Tuesday, October 31, 2006

News of the Day (October 31 - Happy Halloween!)

Communist China has responded to international outrage at North Korea by increasing aid: The U.S.-China Economic Security Review Commission has found that Communist China has "contributed at least indirectly to North Korea's nuclear program" (Bill Gertz, Washington Times). Moreover, the Communist regime "has actually increased its assistance and trade with North Korea" (emphasis added) as the rest of the world was pushing Beijing to rein in its Korean colony. Meanwhile, "North Korean front companies operate freely in China and have used China as a transit point for trade in missile and nuclear components."

From the China Freedom Blog Alliance: One Free Korea unearths evidence of Communist Chinese involvement in the spy scandal roiling South Korea. OFK also excerpts a New York Times column by former Czech President Vaclav Havel, Holocaust survivor Elie Wiesel, and former Norwegian Prime Minister Kjell Magne Bondevik slamming Stalinist North Korea as "one of the most egregious human-rights and humanitarian disasters in the world today."

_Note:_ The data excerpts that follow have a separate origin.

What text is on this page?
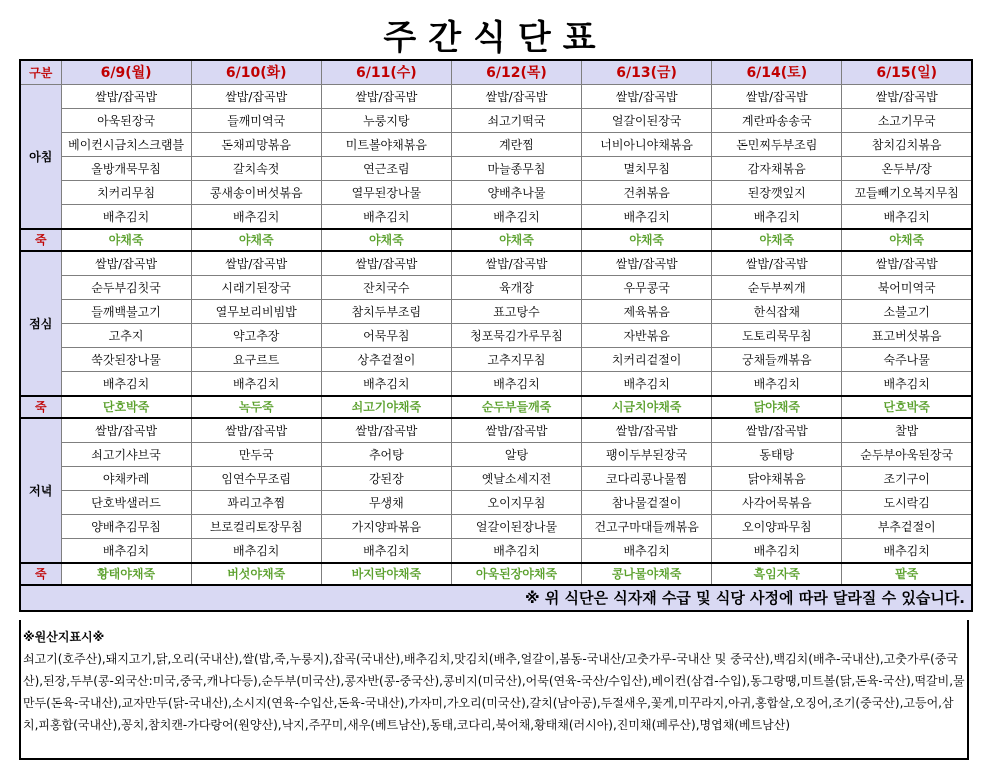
주간식단표
구분	6/9(월)	6/10(화)	6/11(수)	6/12(목)	6/13(금)	6/14(토)	6/15(일)
아침	쌀밥/잡곡밥	쌀밥/잡곡밥	쌀밥/잡곡밥	쌀밥/잡곡밥	쌀밥/잡곡밥	쌀밥/잡곡밥	쌀밥/잡곡밥
	아욱된장국	들깨미역국	누룽지탕	쇠고기떡국	얼갈이된장국	계란파송송국	소고기무국
	베이컨시금치스크램블	돈채피망볶음	미트볼야채볶음	계란찜	너비아니야채볶음	돈민찌두부조림	참치김치볶음
	올방개묵무침	갈치속젓	연근조림	마늘종무침	멸치무침	감자채볶음	온두부/장
	치커리무침	콩새송이버섯볶음	열무된장나물	양배추나물	건취볶음	된장깻잎지	꼬들빼기오복지무침
	배추김치	배추김치	배추김치	배추김치	배추김치	배추김치	배추김치
죽	야채죽	야채죽	야채죽	야채죽	야채죽	야채죽	야채죽
점심	쌀밥/잡곡밥	쌀밥/잡곡밥	쌀밥/잡곡밥	쌀밥/잡곡밥	쌀밥/잡곡밥	쌀밥/잡곡밥	쌀밥/잡곡밥
	순두부김칫국	시래기된장국	잔치국수	육개장	우무콩국	순두부찌개	북어미역국
	들깨백불고기	열무보리비빔밥	참치두부조림	표고탕수	제육볶음	한식잡채	소불고기
	고추지	약고추장	어묵무침	청포묵김가루무침	자반볶음	도토리묵무침	표고버섯볶음
	쑥갓된장나물	요구르트	상추겉절이	고추지무침	치커리겉절이	궁채들깨볶음	숙주나물
	배추김치	배추김치	배추김치	배추김치	배추김치	배추김치	배추김치
죽	단호박죽	녹두죽	쇠고기야채죽	순두부들깨죽	시금치야채죽	닭야채죽	단호박죽
저녁	쌀밥/잡곡밥	쌀밥/잡곡밥	쌀밥/잡곡밥	쌀밥/잡곡밥	쌀밥/잡곡밥	쌀밥/잡곡밥	찰밥
	쇠고기샤브국	만두국	추어탕	알탕	팽이두부된장국	동태탕	순두부아욱된장국
	야채카레	임연수무조림	강된장	옛날소세지전	코다리콩나물찜	닭야채볶음	조기구이
	단호박샐러드	꽈리고추찜	무생채	오이지무침	참나물겉절이	사각어묵볶음	도시락김
	양배추김무침	브로컬리토장무침	가지양파볶음	얼갈이된장나물	건고구마대들깨볶음	오이양파무침	부추겉절이
	배추김치	배추김치	배추김치	배추김치	배추김치	배추김치	배추김치
죽	황태야채죽	버섯야채죽	바지락야채죽	아욱된장야채죽	콩나물야채죽	흑임자죽	팥죽
※ 위 식단은 식자재 수급 및 식당 사정에 따라 달라질 수 있습니다.							
※원산지표시※
쇠고기(호주산),돼지고기,닭,오리(국내산),쌀(밥,죽,누룽지),잡곡(국내산),배추김치,맛김치(배추,얼갈이,봄동-국내산/고춧가루-국내산 및 중국산),백김치(배추-국내산),고춧가루(중국산),된장,두부(콩-외국산:미국,중국,캐나다등),순두부(미국산),콩자반(콩-중국산),콩비지(미국산),어묵(연육-국산/수입산),베이컨(삼겹-수입),동그랑땡,미트볼(닭,돈육-국산),떡갈비,물만두(돈육-국내산),교자만두(닭-국내산),소시지(연육-수입산,돈육-국내산),가자미,가오리(미국산),갈치(남아공),두절새우,꽃게,미꾸라지,아귀,홍합살,오징어,조기(중국산),고등어,삼치,피홍합(국내산),꽁치,참치캔-가다랑어(원양산),낙지,주꾸미,새우(베트남산),동태,코다리,북어채,황태채(러시아),진미채(페루산),명엽채(베트남산)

More on Stalinist North Korea: The Stalinists decide its time to extort Washington again - ahem - return to the six-party nuclear talks (BBC). Assistant Secretary of State Christopher Hill cites Australia's role in the SNK issue (China Confidential via Epoch Times). South Korean anti-Communists hold a rally calling for an investigation of the aforementioned spy scandal (United Press International via Washington Times). South Korea's dovish Unification Minister wants a Roh-Kim summit (UPI via Washington Times). Daily NK interviews the new Chairman of the South Korean's National Human Rights Commission.

U.S. wants al Qaeda anthrax researcher - but Pakistan protects him: Abdul Rauf, a Pakistani anthrax expert who reported directly to al Qaeda's Ayman al-Zawahiri, is a free man in Pakistan today, because the Musharraf regime chose to let him go rather than hand him over to the U.S. Thanks to Pakistan's decision, as one American official put it, "the chances of getting him into the United States are slim to none" (UPI via Washington Times).

On Middle Eastern Proxy Number One: Michael Evans (World Net Daily) echoes Michael Ledeen's exasperation (fourth item) with those who refuse to acknowledge the mullahcracy's role in supporting anti-American terrorists in Iraq. Daniel Pipes (Cybercast News) notes that time is running out regarding the mullahs' nuclear ambitions.

Anti-Communist declares Presidential campaign: Congressman Duncan Hunter "is starting the process of seeking the presidency in 2008" (Washington Post). Hunter is easily one of the best anti-Communists in Washington, and would have topped this corner's summer survey of candidates if it had been known he was running.

More on Communist China and the United States: The Bush Administration "has welcomed China's request for closer military links with its South East Asian neighbors" (BBC). Meanwhile, Microsoft and Cisco defend their cowardly behavior toward Communist China (BBC). Run, Duncan, run!

Communists to build railroad in Nigeria: The Communists will be paid $8 billion for building the railroad; a large chunk of the money will come from an earlier Communist loan to Nigeria (BBC).

Even organ recipients in Communist China are dying: The legacy of Communist organ harvesting took an unusual twist with this Epoch Times report: "Doctors from hospitals in Shanghai and Zhenjiang City, Jiangsu Province convinced healthy people to accept joint heart and lung transplantation surgery so the surgeons could practice their skills and complete their training." One of the patients is now dead.

Communists remove death penalty decisions from lower courts: Now only the top Communist court supposedly can execute prisoners (BBC).